2) The HealthStreet population is a non-random sample, and results therefore may not be generalizable to all populations or countries. However, because HealthStreet aims to over-sample historically underrepresented communities, these results represent an important and traditionally overlooked population.

3) Cancer rates used in these analyses were self-reported and over the course of the lifetime. While it is plausible that most individuals know whether or not they have been diagnosed with cancer, undiagnosed cancer or early stage cancer may persist in the population undetected, thereby increasing the probability of committing a Type II error. Alternatively, cancer rates reported were not necessarily current, suggesting the possibility that cancer “hot spots” identified could be due to past environmental or socio-economic factors. Regardless, these findings help to focus our attention on areas with the greatest need for opportunities to participate in research and increased access to care.

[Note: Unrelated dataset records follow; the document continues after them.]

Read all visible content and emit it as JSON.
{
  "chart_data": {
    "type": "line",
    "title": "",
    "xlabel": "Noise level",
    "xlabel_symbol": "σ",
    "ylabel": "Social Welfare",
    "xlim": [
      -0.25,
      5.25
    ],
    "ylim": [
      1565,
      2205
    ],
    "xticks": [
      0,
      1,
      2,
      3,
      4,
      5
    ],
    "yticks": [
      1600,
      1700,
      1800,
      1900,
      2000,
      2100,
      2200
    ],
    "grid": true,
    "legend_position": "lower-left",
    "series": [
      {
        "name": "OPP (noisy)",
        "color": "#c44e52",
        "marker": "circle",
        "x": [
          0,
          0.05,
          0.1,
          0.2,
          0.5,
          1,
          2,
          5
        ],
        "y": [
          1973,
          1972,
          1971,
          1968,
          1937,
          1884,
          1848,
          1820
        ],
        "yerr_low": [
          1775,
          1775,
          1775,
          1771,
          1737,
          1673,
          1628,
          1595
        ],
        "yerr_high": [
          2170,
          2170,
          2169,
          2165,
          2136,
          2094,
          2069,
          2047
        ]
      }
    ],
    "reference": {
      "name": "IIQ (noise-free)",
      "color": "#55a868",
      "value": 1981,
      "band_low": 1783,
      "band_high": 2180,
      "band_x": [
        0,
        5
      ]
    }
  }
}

4) Lastly, self-reported rates of cancer were generic to all types of cancer. Different patterns and courses of progression may emerge with varying types of cancer, particularly in regards to gender-specific cancers. Further, clinical utility of results may vary with varying types of cancer. While HealthStreet gathers information on type of cancer the respondent was diagnosed with, these analyses were exploratory in nature, and sought to maximize the number of cases reported. Analyses therefore did not differentiate between types of cancer reported.

Future directions

Future analyses should work to address the above limitations, particularly in regards to sample size and types of cancer examined. In order to help alleviate the burden of decreased sample size, future analyses may consider focusing efforts within urban regions only; however, important patterns among rural populations may be missed in this scenario. Future analyses should also work to examine predictors associated with reporting a history of cancer, utilizing regression models which take observed spatial autocorrelation into account. As demonstrated by the results of this paper, spatial autocorrelation is an important factor when examining cancer rates. Because observations closer in space tend to be more alike than those farther away[23], it is necessary to account for these patterns and dependence when interpreting or performing statistical analyses, as such data violate assumptions of independence[24]. Finally, future analyses should continue to examine clusters and cluster morphology utilizing a variety of other geospatial techniques, software, polygon shapes, and methodologies.

Conclusion

The results of these exploratory analyses can be used to provide community-engaged organizations and researchers with an established methodology for examining local clustering for diseases and health conditions, with aims of focusing outreach efforts to increase research participation and linking community residents with valuable medical and social services. With a current enrollment rate at over 40% and rising, HealthStreet is an effective and internationally scalable model which can link historically underrepresented and disparate populations to research which is relevant to their needs. By increasing enrollment of these populations, health research may become more broadly generalizable and health disparities may be reduced, within both research and healthcare settings.